Die Karibikinsel Dominica: Wege entstehen, wenn man sie geht

Der Waitukubuli National Trail führt durch tropische Schönheit und die Tücken der Natur. Besuch bei den letzten Indianern der Karibik inklusive.

Eine tropische Landschaft

Dominica, behaupten die Einheimischen, wäre die einzige Karibikinsel, die Columbus wiedererkennen würde. Foto: Ute Müller

Ever since I know myself … Seit ich mich erinnern kann“, so leitet Marcel Durand fast jede Unterhaltung ein. „Seit ich mich erinnern kann“, erzählt er gerade, „gab es immer schwere Hurrikane auf Dominica. Doch ‚Erika‘ war einer der heftigsten.“

Marcel ist unser ständiger Begleiter und Fahrer auf der Karibikinsel Dominica. The Big Easy, so nennen die Dominicaner ihren Lebensstil. The Big Easy passt auch zu ihm. Groß und massig, höflich und zugänglich, Sinn für Humor. Wandern sei zu zurzeit nicht einfach, sagt Marcel. Der Hurrikan „Erika“ hat im September 2015 die Berghänge der Karibikinsel Dominica ins Rutschen gebracht. Auch viele Wege des Waitukubuli National Trail, unser Ziel, seien weggerutscht und noch nicht wiederhergestellt.
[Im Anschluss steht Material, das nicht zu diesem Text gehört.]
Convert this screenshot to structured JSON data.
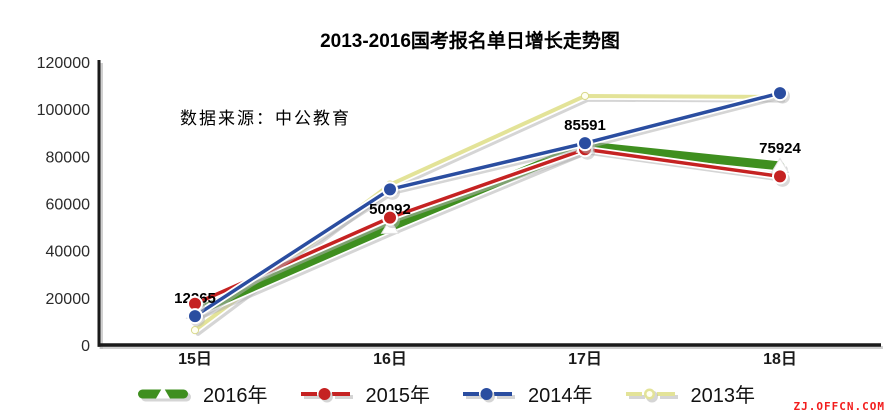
{
  "page": {
    "title": "2013-2016国考报名单日增长走势图",
    "source_note": "数据来源：中公教育",
    "watermark": "ZJ.OFFCN.COM"
  },
  "chart_data": {
    "type": "line",
    "title": "2013-2016国考报名单日增长走势图",
    "categories": [
      "15日",
      "16日",
      "17日",
      "18日"
    ],
    "series": [
      {
        "name": "2016年",
        "color": "#3f8f1f",
        "marker": "triangle",
        "line_width": 9,
        "values": [
          14000,
          50092,
          84500,
          75924
        ]
      },
      {
        "name": "2015年",
        "color": "#c52222",
        "marker": "circle",
        "line_width": 3.5,
        "values": [
          17500,
          54000,
          83000,
          71500
        ]
      },
      {
        "name": "2014年",
        "color": "#2a4da0",
        "marker": "circle",
        "line_width": 3.5,
        "values": [
          12265,
          66000,
          85591,
          106800
        ]
      },
      {
        "name": "2013年",
        "color": "#e3e398",
        "marker": "dot",
        "line_width": 4,
        "values": [
          6300,
          68000,
          105600,
          105200
        ]
      }
    ],
    "point_labels": [
      {
        "text": "12265",
        "category": "15日",
        "value": 12265
      },
      {
        "text": "50092",
        "category": "16日",
        "value": 50092
      },
      {
        "text": "85591",
        "category": "17日",
        "value": 85591
      },
      {
        "text": "75924",
        "category": "18日",
        "value": 75924
      }
    ],
    "ylim": [
      0,
      120000
    ],
    "yticks": [
      "0",
      "20000",
      "40000",
      "60000",
      "80000",
      "100000",
      "120000"
    ],
    "xlabel": "",
    "ylabel": "",
    "grid": false,
    "legend_position": "bottom"
  }
}
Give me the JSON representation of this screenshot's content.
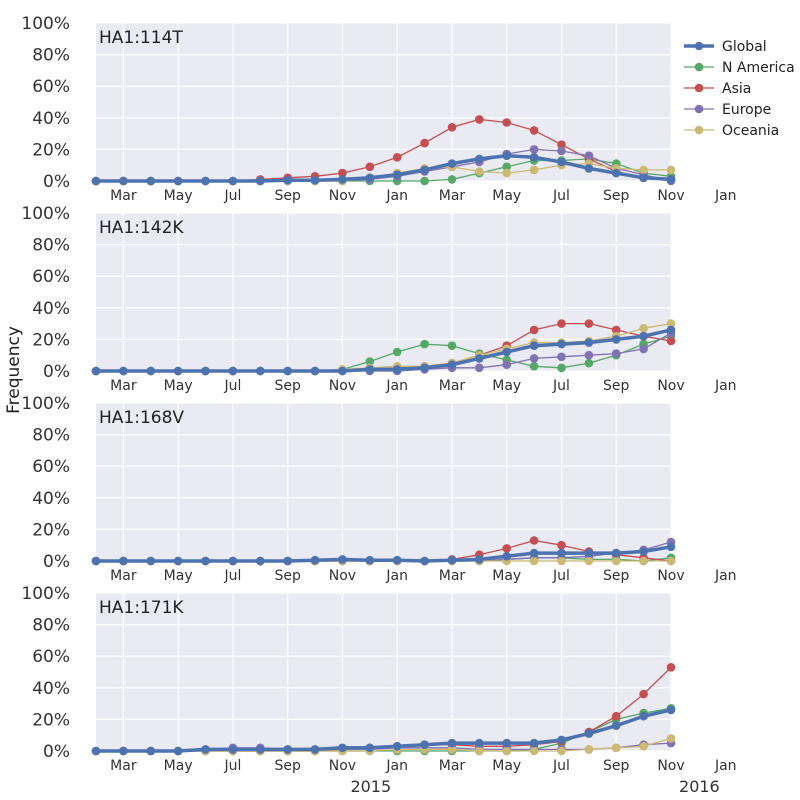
{
  "chart_data": {
    "type": "line",
    "ylabel": "Frequency",
    "ylim": [
      0,
      1
    ],
    "y_ticks": [
      "0%",
      "20%",
      "40%",
      "60%",
      "80%",
      "100%"
    ],
    "x_tick_labels": [
      "Mar",
      "May",
      "Jul",
      "Sep",
      "Nov",
      "Jan",
      "Mar",
      "May",
      "Jul",
      "Sep",
      "Nov",
      "Jan"
    ],
    "year_labels": [
      "2015",
      "2016"
    ],
    "legend_position": "top-right",
    "grid": true,
    "series_styles": [
      {
        "name": "Global",
        "color": "#4c72b0",
        "width": 3.5
      },
      {
        "name": "N America",
        "color": "#55a868",
        "width": 1.3
      },
      {
        "name": "Asia",
        "color": "#c44e52",
        "width": 1.3
      },
      {
        "name": "Europe",
        "color": "#8172b2",
        "width": 1.3
      },
      {
        "name": "Oceania",
        "color": "#ccb974",
        "width": 1.3
      }
    ],
    "panels": [
      {
        "title": "HA1:114T",
        "series": [
          {
            "name": "Global",
            "values": [
              0,
              0,
              0,
              0,
              0,
              0,
              0,
              0.005,
              0.005,
              0.01,
              0.02,
              0.04,
              0.07,
              0.11,
              0.14,
              0.16,
              0.15,
              0.12,
              0.08,
              0.05,
              0.02,
              0.01
            ]
          },
          {
            "name": "N America",
            "values": [
              0,
              0,
              0,
              0,
              0,
              0,
              0,
              0,
              0,
              0,
              0,
              0,
              0,
              0.01,
              0.05,
              0.09,
              0.13,
              0.13,
              0.14,
              0.11,
              0.05,
              0.03
            ]
          },
          {
            "name": "Asia",
            "values": [
              0,
              0,
              0,
              0,
              0,
              0,
              0.01,
              0.02,
              0.03,
              0.05,
              0.09,
              0.15,
              0.24,
              0.34,
              0.39,
              0.37,
              0.32,
              0.23,
              0.14,
              0.06,
              0.02,
              0.01
            ]
          },
          {
            "name": "Europe",
            "values": [
              0,
              0,
              0,
              0,
              0,
              0,
              0,
              0,
              0,
              0,
              0.01,
              0.03,
              0.06,
              0.09,
              0.12,
              0.17,
              0.2,
              0.19,
              0.16,
              0.08,
              0.04,
              0
            ]
          },
          {
            "name": "Oceania",
            "values": [
              0,
              0,
              0,
              0,
              0,
              0,
              0,
              0,
              0,
              0,
              0.02,
              0.05,
              0.08,
              0.09,
              0.06,
              0.05,
              0.07,
              0.1,
              0.11,
              0.08,
              0.07,
              0.07
            ]
          }
        ]
      },
      {
        "title": "HA1:142K",
        "series": [
          {
            "name": "Global",
            "values": [
              0,
              0,
              0,
              0,
              0,
              0,
              0,
              0,
              0,
              0,
              0.01,
              0.01,
              0.02,
              0.04,
              0.08,
              0.12,
              0.16,
              0.17,
              0.18,
              0.2,
              0.22,
              0.26
            ]
          },
          {
            "name": "N America",
            "values": [
              0,
              0,
              0,
              0,
              0,
              0,
              0,
              0,
              0,
              0.01,
              0.06,
              0.12,
              0.17,
              0.16,
              0.11,
              0.07,
              0.03,
              0.02,
              0.05,
              0.1,
              0.17,
              0.22
            ]
          },
          {
            "name": "Asia",
            "values": [
              0,
              0,
              0,
              0,
              0,
              0,
              0,
              0,
              0,
              0,
              0.01,
              0.02,
              0.03,
              0.05,
              0.1,
              0.16,
              0.26,
              0.3,
              0.3,
              0.26,
              0.22,
              0.19
            ]
          },
          {
            "name": "Europe",
            "values": [
              0,
              0,
              0,
              0,
              0,
              0,
              0,
              0,
              0,
              0,
              0,
              0,
              0.01,
              0.02,
              0.02,
              0.04,
              0.08,
              0.09,
              0.1,
              0.11,
              0.14,
              0.24
            ]
          },
          {
            "name": "Oceania",
            "values": [
              0,
              0,
              0,
              0,
              0,
              0,
              0,
              0,
              0,
              0.01,
              0.02,
              0.03,
              0.03,
              0.05,
              0.1,
              0.14,
              0.18,
              0.18,
              0.19,
              0.22,
              0.27,
              0.3
            ]
          }
        ]
      },
      {
        "title": "HA1:168V",
        "series": [
          {
            "name": "Global",
            "values": [
              0,
              0,
              0,
              0,
              0,
              0,
              0,
              0,
              0.005,
              0.01,
              0.005,
              0.005,
              0,
              0.005,
              0.01,
              0.03,
              0.05,
              0.05,
              0.05,
              0.05,
              0.06,
              0.09
            ]
          },
          {
            "name": "N America",
            "values": [
              0,
              0,
              0,
              0,
              0,
              0,
              0,
              0,
              0,
              0,
              0,
              0,
              0,
              0,
              0,
              0.01,
              0.02,
              0.02,
              0.01,
              0.01,
              0,
              0.02
            ]
          },
          {
            "name": "Asia",
            "values": [
              0,
              0,
              0,
              0,
              0,
              0,
              0,
              0,
              0,
              0,
              0,
              0,
              0,
              0.01,
              0.04,
              0.08,
              0.13,
              0.1,
              0.06,
              0.04,
              0.02,
              0
            ]
          },
          {
            "name": "Europe",
            "values": [
              0,
              0,
              0,
              0,
              0,
              0,
              0,
              0,
              0,
              0,
              0,
              0,
              0,
              0,
              0,
              0.01,
              0.02,
              0.02,
              0.03,
              0.05,
              0.07,
              0.12
            ]
          },
          {
            "name": "Oceania",
            "values": [
              0,
              0,
              0,
              0,
              0,
              0,
              0,
              0,
              0,
              0,
              0,
              0,
              0,
              0,
              0,
              0,
              0,
              0,
              0,
              0,
              0,
              0
            ]
          }
        ]
      },
      {
        "title": "HA1:171K",
        "series": [
          {
            "name": "Global",
            "values": [
              0,
              0,
              0,
              0,
              0.01,
              0.01,
              0.01,
              0.01,
              0.01,
              0.02,
              0.02,
              0.03,
              0.04,
              0.05,
              0.05,
              0.05,
              0.05,
              0.07,
              0.11,
              0.16,
              0.22,
              0.26
            ]
          },
          {
            "name": "N America",
            "values": [
              0,
              0,
              0,
              0,
              0,
              0,
              0,
              0,
              0,
              0,
              0,
              0,
              0,
              0,
              0,
              0,
              0.01,
              0.05,
              0.12,
              0.2,
              0.24,
              0.27
            ]
          },
          {
            "name": "Asia",
            "values": [
              0,
              0,
              0,
              0,
              0,
              0,
              0,
              0,
              0,
              0.01,
              0.02,
              0.03,
              0.04,
              0.04,
              0.03,
              0.03,
              0.04,
              0.06,
              0.12,
              0.22,
              0.36,
              0.53
            ]
          },
          {
            "name": "Europe",
            "values": [
              0,
              0,
              0,
              0,
              0.01,
              0.02,
              0.02,
              0.01,
              0.01,
              0.01,
              0.01,
              0.02,
              0.02,
              0.02,
              0.01,
              0.01,
              0.01,
              0.01,
              0.01,
              0.02,
              0.04,
              0.05
            ]
          },
          {
            "name": "Oceania",
            "values": [
              0,
              0,
              0,
              0,
              0,
              0,
              0,
              0,
              0,
              0,
              0,
              0.01,
              0.01,
              0.01,
              0,
              0,
              0,
              0,
              0.01,
              0.02,
              0.03,
              0.08
            ]
          }
        ]
      }
    ]
  }
}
Auf unseren Wanderungen begleitet uns Derrick Joseph, staatlich geprüfter Wanderführer, Musiker aus Passion, vom Stamm der Kalinago. Er wartet am Straßenrand und trommelt auf der Wasserflasche. Das dichte, lange schwarze Haar hat der 37-Jährige zu einem Zopf zusammengebunden, das T-Shirt lässig um den Hals geknotet. Seinen nackten, muskulösen Oberkörper setzt er schamlos der Sonne aus. Unser gemeinsames Ziel: die Jacko Steps.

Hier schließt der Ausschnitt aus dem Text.